Pflege zu Hause entlastet die Sozialkassen. Doch Beruf und Pflegebedürftigkeit in der Familie unter einen Hut zu bringen, ist schwierig. Muss die Politik bei den Leistungen nachbessern?
Die gesetzliche Darlehensregelung für pflegende Angehörige, die berufstätig sind, ist nach Ansicht der Deutschen Stiftung Patientenschutz gescheitert. Stiftungsvorstand Eugen Brysch sagte: „Das Konzept: Arbeitet weniger, um eure Angehörigen zu pflegen und die Versicherung gibt euch dafür einen Kredit, funktioniert nicht. Wenn das nur 300 pflegende Angehörige im Jahr in Anspruch nehmen, ist das ein Armutszeugnis für die Politik.“
Arbeitnehmer, die einen Angehörigen pflegen, haben Anspruch auf eine Auszeit im Beruf. Der Verdienstausfall kann auf Antrag durch ein zinsloses Darlehen ausgeglichen werden. 2015 gingen Bundesgesundheits- und -familienministerium von 360.000 berufstätigen Pflegenden aus. Neuere Zahlen sind derzeit nicht bekannt.

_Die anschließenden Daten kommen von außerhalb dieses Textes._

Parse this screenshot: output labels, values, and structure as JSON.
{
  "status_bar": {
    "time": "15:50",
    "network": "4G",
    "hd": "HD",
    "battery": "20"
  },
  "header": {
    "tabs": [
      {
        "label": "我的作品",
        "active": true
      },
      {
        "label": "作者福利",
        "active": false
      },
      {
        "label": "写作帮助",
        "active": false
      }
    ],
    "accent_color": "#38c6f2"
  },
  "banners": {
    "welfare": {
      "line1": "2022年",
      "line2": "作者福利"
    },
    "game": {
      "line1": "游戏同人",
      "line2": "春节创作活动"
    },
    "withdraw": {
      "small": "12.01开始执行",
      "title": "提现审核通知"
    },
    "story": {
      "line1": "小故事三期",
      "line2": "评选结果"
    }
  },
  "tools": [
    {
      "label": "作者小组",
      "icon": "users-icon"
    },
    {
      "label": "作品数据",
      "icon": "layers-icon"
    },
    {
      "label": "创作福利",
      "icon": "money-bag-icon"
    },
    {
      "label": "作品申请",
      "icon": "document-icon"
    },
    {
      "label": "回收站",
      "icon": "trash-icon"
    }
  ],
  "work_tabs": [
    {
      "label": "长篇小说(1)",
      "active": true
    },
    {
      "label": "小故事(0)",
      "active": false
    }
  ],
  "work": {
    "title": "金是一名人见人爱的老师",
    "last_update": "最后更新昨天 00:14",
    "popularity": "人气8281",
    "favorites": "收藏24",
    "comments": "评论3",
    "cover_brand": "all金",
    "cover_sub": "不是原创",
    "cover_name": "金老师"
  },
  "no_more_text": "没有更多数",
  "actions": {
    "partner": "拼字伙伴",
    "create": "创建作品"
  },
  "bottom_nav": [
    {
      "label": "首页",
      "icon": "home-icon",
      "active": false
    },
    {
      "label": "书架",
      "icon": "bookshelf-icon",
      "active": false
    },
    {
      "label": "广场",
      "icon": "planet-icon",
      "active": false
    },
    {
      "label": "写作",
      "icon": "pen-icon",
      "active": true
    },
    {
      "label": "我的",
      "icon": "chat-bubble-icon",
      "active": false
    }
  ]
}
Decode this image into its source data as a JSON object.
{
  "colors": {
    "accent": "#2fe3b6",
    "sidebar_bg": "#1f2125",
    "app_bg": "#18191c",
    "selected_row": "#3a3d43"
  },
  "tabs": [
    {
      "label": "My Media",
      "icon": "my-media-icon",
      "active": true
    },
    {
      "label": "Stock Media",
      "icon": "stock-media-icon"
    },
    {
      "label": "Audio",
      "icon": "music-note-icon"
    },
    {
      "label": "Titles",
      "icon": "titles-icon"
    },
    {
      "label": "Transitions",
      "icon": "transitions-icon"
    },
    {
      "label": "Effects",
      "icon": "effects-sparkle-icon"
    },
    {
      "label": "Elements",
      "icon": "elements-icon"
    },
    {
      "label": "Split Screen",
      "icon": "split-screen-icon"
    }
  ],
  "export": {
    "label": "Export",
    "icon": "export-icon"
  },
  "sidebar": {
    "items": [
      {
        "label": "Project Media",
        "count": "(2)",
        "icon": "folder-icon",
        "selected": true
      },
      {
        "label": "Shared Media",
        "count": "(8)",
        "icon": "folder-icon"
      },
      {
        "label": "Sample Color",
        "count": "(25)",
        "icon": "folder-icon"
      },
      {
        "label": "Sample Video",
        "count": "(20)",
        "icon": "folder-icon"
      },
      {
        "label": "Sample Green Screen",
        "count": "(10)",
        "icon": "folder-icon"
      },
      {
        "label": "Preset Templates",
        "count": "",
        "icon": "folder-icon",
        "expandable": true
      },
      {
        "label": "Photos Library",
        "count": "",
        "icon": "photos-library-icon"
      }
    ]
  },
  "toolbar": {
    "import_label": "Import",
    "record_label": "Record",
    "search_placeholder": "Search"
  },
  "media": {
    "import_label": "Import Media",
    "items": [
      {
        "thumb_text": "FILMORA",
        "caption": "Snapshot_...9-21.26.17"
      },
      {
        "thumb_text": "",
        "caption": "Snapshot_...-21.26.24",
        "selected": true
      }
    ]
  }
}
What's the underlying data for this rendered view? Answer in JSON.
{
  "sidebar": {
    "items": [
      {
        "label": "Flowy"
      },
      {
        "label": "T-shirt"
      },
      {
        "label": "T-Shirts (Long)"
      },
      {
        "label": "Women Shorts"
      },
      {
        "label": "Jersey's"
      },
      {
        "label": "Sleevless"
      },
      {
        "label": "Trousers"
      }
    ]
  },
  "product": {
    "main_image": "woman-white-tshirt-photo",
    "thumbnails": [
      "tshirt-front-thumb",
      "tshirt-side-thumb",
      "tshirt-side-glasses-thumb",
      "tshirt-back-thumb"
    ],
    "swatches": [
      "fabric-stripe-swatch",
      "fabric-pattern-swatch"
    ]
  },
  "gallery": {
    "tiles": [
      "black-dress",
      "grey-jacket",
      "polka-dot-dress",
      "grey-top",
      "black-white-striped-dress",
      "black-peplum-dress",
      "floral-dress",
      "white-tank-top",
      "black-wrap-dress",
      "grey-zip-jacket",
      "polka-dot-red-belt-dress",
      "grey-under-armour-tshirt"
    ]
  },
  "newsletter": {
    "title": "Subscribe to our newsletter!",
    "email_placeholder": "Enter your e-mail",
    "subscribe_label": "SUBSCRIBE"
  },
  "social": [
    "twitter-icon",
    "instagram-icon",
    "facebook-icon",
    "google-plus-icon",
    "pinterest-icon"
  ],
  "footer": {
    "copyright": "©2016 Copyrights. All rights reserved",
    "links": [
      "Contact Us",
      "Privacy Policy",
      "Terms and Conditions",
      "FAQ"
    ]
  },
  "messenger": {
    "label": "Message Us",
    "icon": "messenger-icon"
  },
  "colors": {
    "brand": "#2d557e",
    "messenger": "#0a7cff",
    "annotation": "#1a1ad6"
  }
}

Brysch argumentierte weiter, leider fehle hier ein Wettbewerb um die besseren praktischen Angebote bei den Koalitionsverhandlungen von Union und SPD. „Beruf und Pflege lassen sich nur dann vereinbaren, wenn es für pflegende Angehörige eine staatlich finanzierte Lohnersatzleistung ähnlich dem Elterngeld gibt“, sagte er. Dagegen verhakten sich die GroKo-Verhandler im Pro und Kontra um die Bürgerversicherung. „Das ist ein Streit um Ideologien, der den Pflegebedürftigen und ihren Angehörigen nichts bringt. Dabei sind die Nöte der Menschen offenkundig.“
„Spiegel“ und „Spiegel-Online“ berichteten ähnlich, dass das Pflegedarlehen kaum genutzt werde. Seit Anfang 2015 wurden danach 754 Anträge auf ein Pflege-Darlehen beim zuständigen Bundesamt für Familie und zivilgesellschaftliche Aufgaben eingereicht, 618 bewilligte die Kölner Behörde. Das sei weniger als ein Prozent der rund 70.000 Bürger, die nach Schätzung des Bundesfamilienministeriums seitdem die Möglichkeiten der beruflichen Freistellung in Anspruch genommen haben.
Das zinslose Darlehen deckt grundsätzlich die Hälfte des durch den Pflegeeinsatz fehlenden Nettogehalts ab und wird in monatlichen Raten ausgezahlt. Empfänger müssen es nach Ende der Freistellung ebenfalls in Raten wieder zurückzahlen.
Die geringe Resonanz zeige, dass diese Bedingungen nicht attraktiv für die Betroffenen seien, schreibt Spiegel Online und zieht einen Vergleich zum Elterngeld: „Allein 2016 machten rund 1,64 Millionen Väter und Mütter, die ihre Kinder betreuen, Gebrauch von der Möglichkeit, Elterngeld zu beziehen. Sie bekommen je Kind bis zu 21.600 Euro quasi geschenkt.“
In Deutschland gibt es rund 3,0 Millionen Pflegebedürftige – Tendenz steigend. Schätzungen zufolge dürfte die Zahl in den kommenden 10 bis 15 Jahren auf 3,6 Millionen zulegen. Laut Statistischem Bundesamt werden heute fast drei Viertel zu Hause versorgt, rund 1,4 Millionen ausschließlich durch Angehörige, rund 700.000 durch Angehörige und/oder ambulante Pflegedienste.
Die Betreuung durch Angehörige entlastet die Pflegeversicherung in erheblichem Maße. Gesundheitsminister Hermann Gröhe (CDU) hatte bei seinen Pflegestärkungsgesetzen in der vergangenen Legislaturperiode immer wieder darauf hingewiesen, wie wichtig das Engagement der Angehörigen in einem Pflegefall sei. Zudem versucht der Gesetzgeber gemäß dem Motto „Reha vor Pflege“, dass sich Menschen mit geistig-seelischen Gebrechen wie Demenz oder körperlichen Behinderungen möglichst lange selbst versorgen können.